Tôt le matin, nous partons grimper sur les hauteurs de la falaise d’Archei, pour rejoindre un point d’observation d’où l’on a une vue plongeante sur la fameuse guelta d’Archeï, avec ses centaines de chameaux qui viennent s’abreuver quotidiennement et ses crocodiles, reliques vivantes du temps où le Sahara était verdoyant. Imaginez le tableau : des falaises hautes de plus de cent mètres qui forment un canyon où des mares se maintiennent grâce à des sources en amont, des chameaux qui blatèrent de joie et leurs chants mélangés deviennent une mélodie grandiose. Un spectacle incroyable que l’on pourrait contempler des heures.
Non loin d’Archeï, on déjeune dans le labyrinthe de Kéchéli, pour découvrir ensuite les peintures rupestres de Manda Guéli, grotte aux parois constellées de chameaux et de silhouettes humaines.

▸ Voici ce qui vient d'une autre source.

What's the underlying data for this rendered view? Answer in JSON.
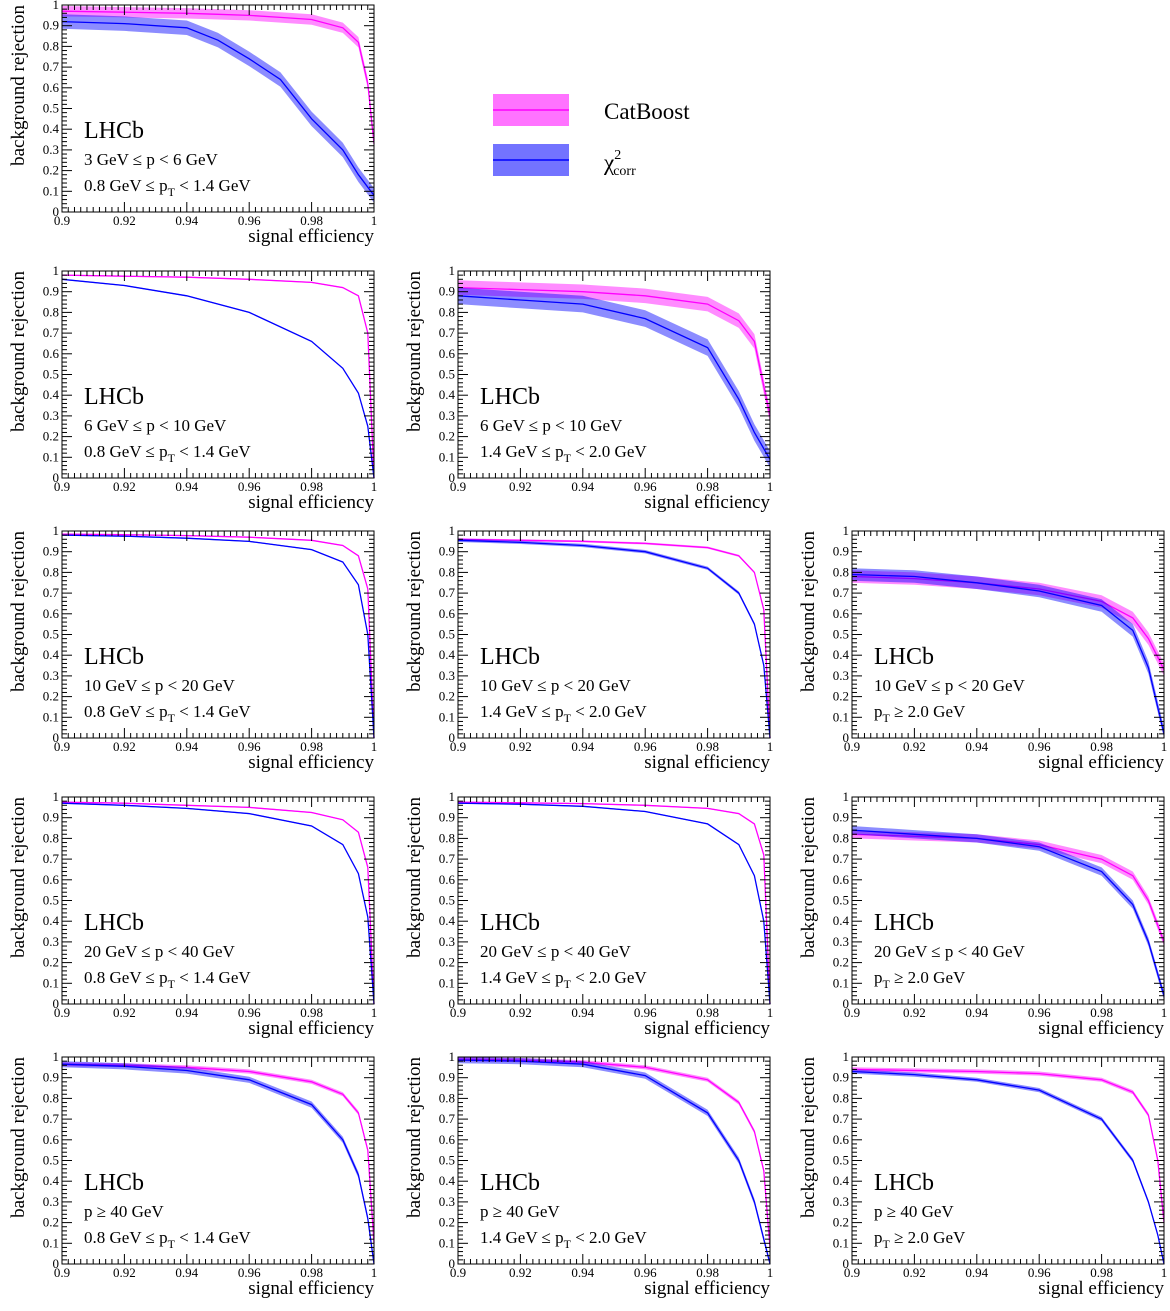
{
  "legend": {
    "items": [
      {
        "label": "CatBoost",
        "color": "#ff00ff"
      },
      {
        "label": "χ",
        "sup": "2",
        "sub": "corr",
        "color": "#0000ff"
      }
    ]
  },
  "chart_data": [
    {
      "type": "line",
      "experiment_label": "LHCb",
      "bin_p": "3 GeV ≤ p < 6 GeV",
      "bin_pt": {
        "pre": "0.8 GeV ≤ p",
        "sub": "T",
        "post": " < 1.4 GeV"
      },
      "xlabel": "signal efficiency",
      "ylabel": "background rejection",
      "xlim": [
        0.9,
        1.0
      ],
      "ylim": [
        0,
        1
      ],
      "xticks": [
        "0.9",
        "0.92",
        "0.94",
        "0.96",
        "0.98",
        "1"
      ],
      "yticks": [
        "0",
        "0.1",
        "0.2",
        "0.3",
        "0.4",
        "0.5",
        "0.6",
        "0.7",
        "0.8",
        "0.9",
        "1"
      ],
      "x": [
        0.9,
        0.92,
        0.94,
        0.95,
        0.96,
        0.97,
        0.98,
        0.99,
        0.995,
        0.998,
        1.0
      ],
      "series": [
        {
          "name": "CatBoost",
          "color": "#ff00ff",
          "values": [
            0.97,
            0.965,
            0.96,
            0.955,
            0.95,
            0.94,
            0.93,
            0.89,
            0.82,
            0.62,
            0.33
          ],
          "band": 0.025
        },
        {
          "name": "χ2corr",
          "color": "#0000ff",
          "values": [
            0.92,
            0.91,
            0.89,
            0.83,
            0.74,
            0.64,
            0.45,
            0.3,
            0.18,
            0.12,
            0.08
          ],
          "band": 0.035
        }
      ]
    },
    {
      "type": "line",
      "experiment_label": "LHCb",
      "bin_p": "6 GeV ≤ p < 10 GeV",
      "bin_pt": {
        "pre": "0.8 GeV ≤ p",
        "sub": "T",
        "post": " < 1.4 GeV"
      },
      "xlabel": "signal efficiency",
      "ylabel": "background rejection",
      "xlim": [
        0.9,
        1.0
      ],
      "ylim": [
        0,
        1
      ],
      "xticks": [
        "0.9",
        "0.92",
        "0.94",
        "0.96",
        "0.98",
        "1"
      ],
      "yticks": [
        "0",
        "0.1",
        "0.2",
        "0.3",
        "0.4",
        "0.5",
        "0.6",
        "0.7",
        "0.8",
        "0.9",
        "1"
      ],
      "x": [
        0.9,
        0.92,
        0.94,
        0.96,
        0.98,
        0.99,
        0.995,
        0.998,
        1.0
      ],
      "series": [
        {
          "name": "CatBoost",
          "color": "#ff00ff",
          "values": [
            0.98,
            0.975,
            0.97,
            0.96,
            0.945,
            0.92,
            0.88,
            0.7,
            0.0
          ],
          "band": 0.003
        },
        {
          "name": "χ2corr",
          "color": "#0000ff",
          "values": [
            0.96,
            0.93,
            0.88,
            0.8,
            0.66,
            0.53,
            0.41,
            0.25,
            0.0
          ],
          "band": 0.003
        }
      ]
    },
    {
      "type": "line",
      "experiment_label": "LHCb",
      "bin_p": "6 GeV ≤ p < 10 GeV",
      "bin_pt": {
        "pre": "1.4 GeV ≤ p",
        "sub": "T",
        "post": " < 2.0 GeV"
      },
      "xlabel": "signal efficiency",
      "ylabel": "background rejection",
      "xlim": [
        0.9,
        1.0
      ],
      "ylim": [
        0,
        1
      ],
      "xticks": [
        "0.9",
        "0.92",
        "0.94",
        "0.96",
        "0.98",
        "1"
      ],
      "yticks": [
        "0",
        "0.1",
        "0.2",
        "0.3",
        "0.4",
        "0.5",
        "0.6",
        "0.7",
        "0.8",
        "0.9",
        "1"
      ],
      "x": [
        0.9,
        0.92,
        0.94,
        0.96,
        0.98,
        0.99,
        0.995,
        1.0
      ],
      "series": [
        {
          "name": "CatBoost",
          "color": "#ff00ff",
          "values": [
            0.92,
            0.91,
            0.9,
            0.88,
            0.84,
            0.76,
            0.66,
            0.3
          ],
          "band": 0.035
        },
        {
          "name": "χ2corr",
          "color": "#0000ff",
          "values": [
            0.88,
            0.86,
            0.84,
            0.77,
            0.63,
            0.38,
            0.22,
            0.09
          ],
          "band": 0.04
        }
      ]
    },
    {
      "type": "line",
      "experiment_label": "LHCb",
      "bin_p": "10 GeV ≤ p < 20 GeV",
      "bin_pt": {
        "pre": "0.8 GeV ≤ p",
        "sub": "T",
        "post": " < 1.4 GeV"
      },
      "xlabel": "signal efficiency",
      "ylabel": "background rejection",
      "xlim": [
        0.9,
        1.0
      ],
      "ylim": [
        0,
        1
      ],
      "xticks": [
        "0.9",
        "0.92",
        "0.94",
        "0.96",
        "0.98",
        "1"
      ],
      "yticks": [
        "0",
        "0.1",
        "0.2",
        "0.3",
        "0.4",
        "0.5",
        "0.6",
        "0.7",
        "0.8",
        "0.9",
        "1"
      ],
      "x": [
        0.9,
        0.92,
        0.94,
        0.96,
        0.98,
        0.99,
        0.995,
        0.998,
        1.0
      ],
      "series": [
        {
          "name": "CatBoost",
          "color": "#ff00ff",
          "values": [
            0.985,
            0.982,
            0.978,
            0.97,
            0.955,
            0.93,
            0.88,
            0.72,
            0.0
          ],
          "band": 0.003
        },
        {
          "name": "χ2corr",
          "color": "#0000ff",
          "values": [
            0.98,
            0.975,
            0.965,
            0.95,
            0.91,
            0.85,
            0.74,
            0.5,
            0.0
          ],
          "band": 0.003
        }
      ]
    },
    {
      "type": "line",
      "experiment_label": "LHCb",
      "bin_p": "10 GeV ≤ p < 20 GeV",
      "bin_pt": {
        "pre": "1.4 GeV ≤ p",
        "sub": "T",
        "post": " < 2.0 GeV"
      },
      "xlabel": "signal efficiency",
      "ylabel": "background rejection",
      "xlim": [
        0.9,
        1.0
      ],
      "ylim": [
        0,
        1
      ],
      "xticks": [
        "0.9",
        "0.92",
        "0.94",
        "0.96",
        "0.98",
        "1"
      ],
      "yticks": [
        "0",
        "0.1",
        "0.2",
        "0.3",
        "0.4",
        "0.5",
        "0.6",
        "0.7",
        "0.8",
        "0.9",
        "1"
      ],
      "x": [
        0.9,
        0.92,
        0.94,
        0.96,
        0.98,
        0.99,
        0.995,
        0.998,
        1.0
      ],
      "series": [
        {
          "name": "CatBoost",
          "color": "#ff00ff",
          "values": [
            0.96,
            0.955,
            0.95,
            0.94,
            0.92,
            0.88,
            0.8,
            0.62,
            0.0
          ],
          "band": 0.005
        },
        {
          "name": "χ2corr",
          "color": "#0000ff",
          "values": [
            0.955,
            0.945,
            0.93,
            0.9,
            0.82,
            0.7,
            0.55,
            0.35,
            0.0
          ],
          "band": 0.008
        }
      ]
    },
    {
      "type": "line",
      "experiment_label": "LHCb",
      "bin_p": "10 GeV ≤ p < 20 GeV",
      "bin_pt": {
        "pre": "p",
        "sub": "T",
        "post": " ≥ 2.0 GeV"
      },
      "xlabel": "signal efficiency",
      "ylabel": "background rejection",
      "xlim": [
        0.9,
        1.0
      ],
      "ylim": [
        0,
        1
      ],
      "xticks": [
        "0.9",
        "0.92",
        "0.94",
        "0.96",
        "0.98",
        "1"
      ],
      "yticks": [
        "0",
        "0.1",
        "0.2",
        "0.3",
        "0.4",
        "0.5",
        "0.6",
        "0.7",
        "0.8",
        "0.9",
        "1"
      ],
      "x": [
        0.9,
        0.92,
        0.94,
        0.96,
        0.98,
        0.99,
        0.995,
        1.0
      ],
      "series": [
        {
          "name": "CatBoost",
          "color": "#ff00ff",
          "values": [
            0.78,
            0.77,
            0.75,
            0.72,
            0.66,
            0.58,
            0.48,
            0.33
          ],
          "band": 0.03
        },
        {
          "name": "χ2corr",
          "color": "#0000ff",
          "values": [
            0.79,
            0.78,
            0.75,
            0.71,
            0.64,
            0.52,
            0.34,
            0.02
          ],
          "band": 0.03
        }
      ]
    },
    {
      "type": "line",
      "experiment_label": "LHCb",
      "bin_p": "20 GeV ≤ p < 40 GeV",
      "bin_pt": {
        "pre": "0.8 GeV ≤ p",
        "sub": "T",
        "post": " < 1.4 GeV"
      },
      "xlabel": "signal efficiency",
      "ylabel": "background rejection",
      "xlim": [
        0.9,
        1.0
      ],
      "ylim": [
        0,
        1
      ],
      "xticks": [
        "0.9",
        "0.92",
        "0.94",
        "0.96",
        "0.98",
        "1"
      ],
      "yticks": [
        "0",
        "0.1",
        "0.2",
        "0.3",
        "0.4",
        "0.5",
        "0.6",
        "0.7",
        "0.8",
        "0.9",
        "1"
      ],
      "x": [
        0.9,
        0.92,
        0.94,
        0.96,
        0.98,
        0.99,
        0.995,
        0.998,
        1.0
      ],
      "series": [
        {
          "name": "CatBoost",
          "color": "#ff00ff",
          "values": [
            0.975,
            0.97,
            0.96,
            0.95,
            0.925,
            0.89,
            0.83,
            0.66,
            0.0
          ],
          "band": 0.003
        },
        {
          "name": "χ2corr",
          "color": "#0000ff",
          "values": [
            0.97,
            0.96,
            0.945,
            0.92,
            0.86,
            0.77,
            0.63,
            0.42,
            0.0
          ],
          "band": 0.003
        }
      ]
    },
    {
      "type": "line",
      "experiment_label": "LHCb",
      "bin_p": "20 GeV ≤ p < 40 GeV",
      "bin_pt": {
        "pre": "1.4 GeV ≤ p",
        "sub": "T",
        "post": " < 2.0 GeV"
      },
      "xlabel": "signal efficiency",
      "ylabel": "background rejection",
      "xlim": [
        0.9,
        1.0
      ],
      "ylim": [
        0,
        1
      ],
      "xticks": [
        "0.9",
        "0.92",
        "0.94",
        "0.96",
        "0.98",
        "1"
      ],
      "yticks": [
        "0",
        "0.1",
        "0.2",
        "0.3",
        "0.4",
        "0.5",
        "0.6",
        "0.7",
        "0.8",
        "0.9",
        "1"
      ],
      "x": [
        0.9,
        0.92,
        0.94,
        0.96,
        0.98,
        0.99,
        0.995,
        0.998,
        1.0
      ],
      "series": [
        {
          "name": "CatBoost",
          "color": "#ff00ff",
          "values": [
            0.975,
            0.972,
            0.968,
            0.96,
            0.945,
            0.92,
            0.87,
            0.72,
            0.0
          ],
          "band": 0.003
        },
        {
          "name": "χ2corr",
          "color": "#0000ff",
          "values": [
            0.97,
            0.965,
            0.955,
            0.93,
            0.87,
            0.77,
            0.62,
            0.4,
            0.0
          ],
          "band": 0.003
        }
      ]
    },
    {
      "type": "line",
      "experiment_label": "LHCb",
      "bin_p": "20 GeV ≤ p < 40 GeV",
      "bin_pt": {
        "pre": "p",
        "sub": "T",
        "post": " ≥ 2.0 GeV"
      },
      "xlabel": "signal efficiency",
      "ylabel": "background rejection",
      "xlim": [
        0.9,
        1.0
      ],
      "ylim": [
        0,
        1
      ],
      "xticks": [
        "0.9",
        "0.92",
        "0.94",
        "0.96",
        "0.98",
        "1"
      ],
      "yticks": [
        "0",
        "0.1",
        "0.2",
        "0.3",
        "0.4",
        "0.5",
        "0.6",
        "0.7",
        "0.8",
        "0.9",
        "1"
      ],
      "x": [
        0.9,
        0.92,
        0.94,
        0.96,
        0.98,
        0.99,
        0.995,
        1.0
      ],
      "series": [
        {
          "name": "CatBoost",
          "color": "#ff00ff",
          "values": [
            0.82,
            0.81,
            0.8,
            0.77,
            0.7,
            0.62,
            0.5,
            0.3
          ],
          "band": 0.02
        },
        {
          "name": "χ2corr",
          "color": "#0000ff",
          "values": [
            0.84,
            0.82,
            0.8,
            0.76,
            0.64,
            0.48,
            0.3,
            0.04
          ],
          "band": 0.02
        }
      ]
    },
    {
      "type": "line",
      "experiment_label": "LHCb",
      "bin_p": "p ≥ 40 GeV",
      "bin_pt": {
        "pre": "0.8 GeV ≤ p",
        "sub": "T",
        "post": " < 1.4 GeV"
      },
      "xlabel": "signal efficiency",
      "ylabel": "background rejection",
      "xlim": [
        0.9,
        1.0
      ],
      "ylim": [
        0,
        1
      ],
      "xticks": [
        "0.9",
        "0.92",
        "0.94",
        "0.96",
        "0.98",
        "1"
      ],
      "yticks": [
        "0",
        "0.1",
        "0.2",
        "0.3",
        "0.4",
        "0.5",
        "0.6",
        "0.7",
        "0.8",
        "0.9",
        "1"
      ],
      "x": [
        0.9,
        0.92,
        0.94,
        0.96,
        0.98,
        0.99,
        0.995,
        0.998,
        1.0
      ],
      "series": [
        {
          "name": "CatBoost",
          "color": "#ff00ff",
          "values": [
            0.965,
            0.96,
            0.95,
            0.93,
            0.88,
            0.82,
            0.73,
            0.55,
            0.1
          ],
          "band": 0.01
        },
        {
          "name": "χ2corr",
          "color": "#0000ff",
          "values": [
            0.965,
            0.955,
            0.935,
            0.89,
            0.77,
            0.6,
            0.43,
            0.22,
            0.0
          ],
          "band": 0.015
        }
      ]
    },
    {
      "type": "line",
      "experiment_label": "LHCb",
      "bin_p": "p ≥ 40 GeV",
      "bin_pt": {
        "pre": "1.4 GeV ≤ p",
        "sub": "T",
        "post": " < 2.0 GeV"
      },
      "xlabel": "signal efficiency",
      "ylabel": "background rejection",
      "xlim": [
        0.9,
        1.0
      ],
      "ylim": [
        0,
        1
      ],
      "xticks": [
        "0.9",
        "0.92",
        "0.94",
        "0.96",
        "0.98",
        "1"
      ],
      "yticks": [
        "0",
        "0.1",
        "0.2",
        "0.3",
        "0.4",
        "0.5",
        "0.6",
        "0.7",
        "0.8",
        "0.9",
        "1"
      ],
      "x": [
        0.9,
        0.92,
        0.94,
        0.96,
        0.98,
        0.99,
        0.995,
        0.998,
        1.0
      ],
      "series": [
        {
          "name": "CatBoost",
          "color": "#ff00ff",
          "values": [
            0.99,
            0.985,
            0.975,
            0.95,
            0.89,
            0.78,
            0.64,
            0.45,
            0.08
          ],
          "band": 0.01
        },
        {
          "name": "χ2corr",
          "color": "#0000ff",
          "values": [
            0.985,
            0.98,
            0.965,
            0.91,
            0.73,
            0.5,
            0.3,
            0.12,
            0.0
          ],
          "band": 0.015
        }
      ]
    },
    {
      "type": "line",
      "experiment_label": "LHCb",
      "bin_p": "p ≥ 40 GeV",
      "bin_pt": {
        "pre": "p",
        "sub": "T",
        "post": " ≥ 2.0 GeV"
      },
      "xlabel": "signal efficiency",
      "ylabel": "background rejection",
      "xlim": [
        0.9,
        1.0
      ],
      "ylim": [
        0,
        1
      ],
      "xticks": [
        "0.9",
        "0.92",
        "0.94",
        "0.96",
        "0.98",
        "1"
      ],
      "yticks": [
        "0",
        "0.1",
        "0.2",
        "0.3",
        "0.4",
        "0.5",
        "0.6",
        "0.7",
        "0.8",
        "0.9",
        "1"
      ],
      "x": [
        0.9,
        0.92,
        0.94,
        0.96,
        0.98,
        0.99,
        0.995,
        0.998,
        1.0
      ],
      "series": [
        {
          "name": "CatBoost",
          "color": "#ff00ff",
          "values": [
            0.94,
            0.935,
            0.93,
            0.92,
            0.89,
            0.83,
            0.72,
            0.5,
            0.2
          ],
          "band": 0.01
        },
        {
          "name": "χ2corr",
          "color": "#0000ff",
          "values": [
            0.93,
            0.915,
            0.89,
            0.84,
            0.7,
            0.5,
            0.3,
            0.14,
            0.0
          ],
          "band": 0.01
        }
      ]
    }
  ]
}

Puis, on traverse des plateaux avant d’arriver à Fada, sous-préfecture qui somnole sous sa palmeraie. Le lendemain, journée de dunes, que le 4×4 chevauche en évitant les « fech fech » (sables mous). On s’ensable trois fois avant d’arriver aux lacs d’Ounianga. Quelle merveille que de découvrir ce chapelet de lacs, pour la plupart salés qui surgissent des dunes!

Notre bivouac sur un haut plateau au-dessus des lacs est sportif: le vent du désert, âpre et glacial, chargé de sable, s’est levé et souffle sur les tentes.
Le soir suivant, on atteint l’oasis de Faya Largeau, ombre apaisante des palmiers après tant de dunes à perte de vue. Faya est une « vraie ville » avec ses maisons en pierres calcaires et l’électricité!

C’est la fin de l’aventure. Il ne nous reste plus qu’à redescendre à N’djamena pour prendre notre avion. Ce qui veut dire 1 000 km et deux bivouacs, juste le temps de se préparer aux adieux.